Based upon this statement, net cash from operating activities has declined YOY 6% to US1.168 billion for the 1st quarter 2014. It did have a decrease in net cash from financing activities due to fewer proceeds from borrowings, since bonds totaling USD 2.0 billion were issued and dividends of USD 1.3 billion were paid in 1Q13.

This begs the question "Where is my small dividend in 2014?" With the next earnings date set for August 06, we do expect a dividend declaration of at most $.020 (as per the company's policy), per share before or at that time, and the balance of the yearly dividend paid in the last quarter. We expect a full-year dividend at the company-stated $.035, but do expect Net Debt/EBITDA to improve in the 3rd quarter below, thus warranting a higher divided in the 4th quarter. Based upon the current amount, the dividend yield would decline to below 1%, a figure almost all shareholders are not happy with. As a value stock, VIP may be tough to ponder, but we see extensive growth for the company in South East Asia and look for growth in other developing markets. We tend to see growth in CIS, Ukraine, and Russia to slowly continue as the networks improve and the political situation, (which actually does not decrease or "churn" subscribers) de-escalates over time.

In terms of a price target, we do see the stock returning to its previous price range of late 2013, of over $12.00 per share, in spite of the Russian and Ukrainian issues and the company's extensive debt exposure. As such, we look at the stock as a value or growth play into developing markets with Western GAAP standards. With a six-month or year-end price target of $12.00 per share, a short-term gain would equal 33% on an annual basis. As such, we are a strong buyer ahead of the August earnings statement.

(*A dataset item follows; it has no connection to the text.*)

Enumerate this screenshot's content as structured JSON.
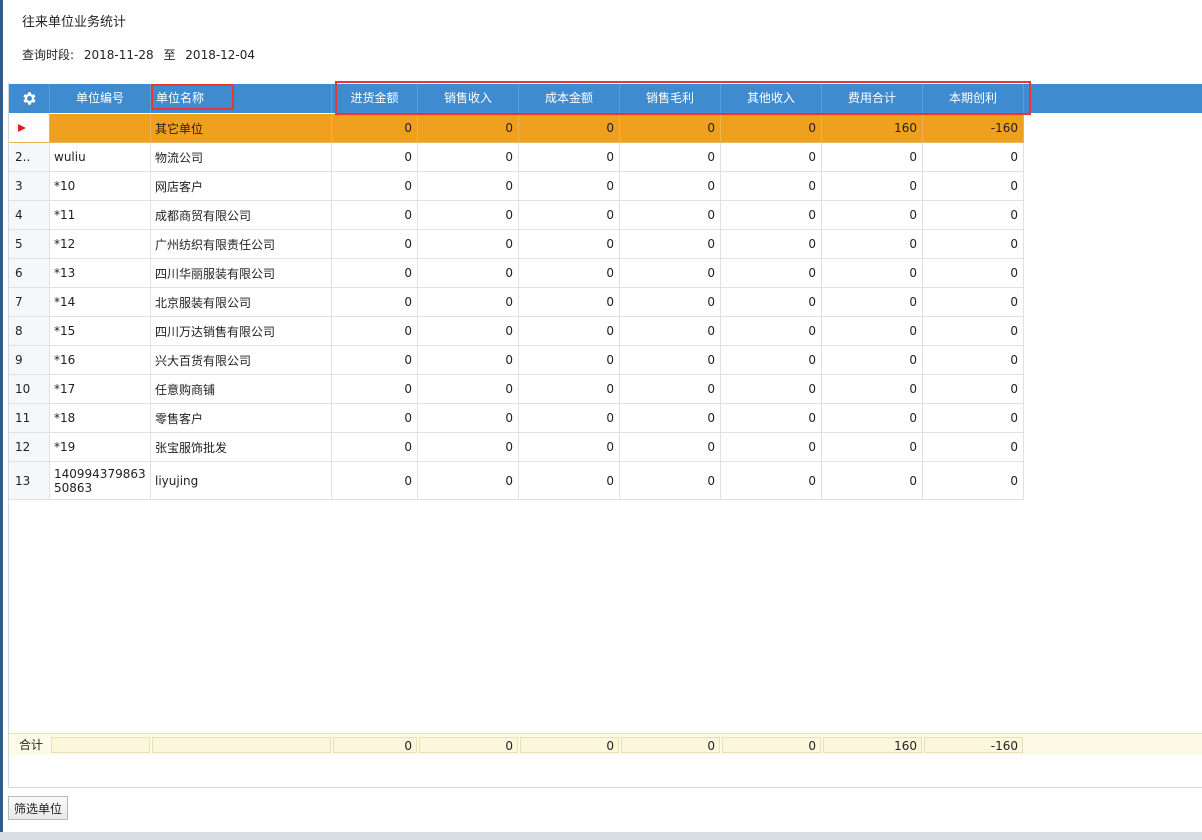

On June 09, CNBC reported that Pete Najarian, aka the "Pit Boss," saw extensive option activity in VIP, especially the July 10 calls. It was also stated that he would be a buyer of the stock, and the CNBC video headline was "bulls like VimpelCom."

We see this as a harbinger of at least two things, 1) professional money flowing back into Russian stocks, with VIP including in this group, 2) the improvement in the company's fundamentals and growth in developing markets on the horizon. In addition, there are minor items to note. On May 23, when the stock was $8.11, Deutsche Bank upgraded the stock to a buy, citing the refinancing of its Italian unit and the agreed sale of the majority stake in the Algerian operation. The upgrade noted that both of these events should be positive for earnings and reduced interest costs. Also, the closing price on June 10 of $8.88 would be considered propitious or a very lucky sign in China. Though we would never be a buyer based upon a simple closing price, we do see the stock as a value play with limited downside and significant upside at this time.

Source: VimpelCom, A Value Play Or A Russian Company With Exposure?

Additional disclosure: Earlier submission missed company's new dividend policy which is presently in effect. My apologies to the readers.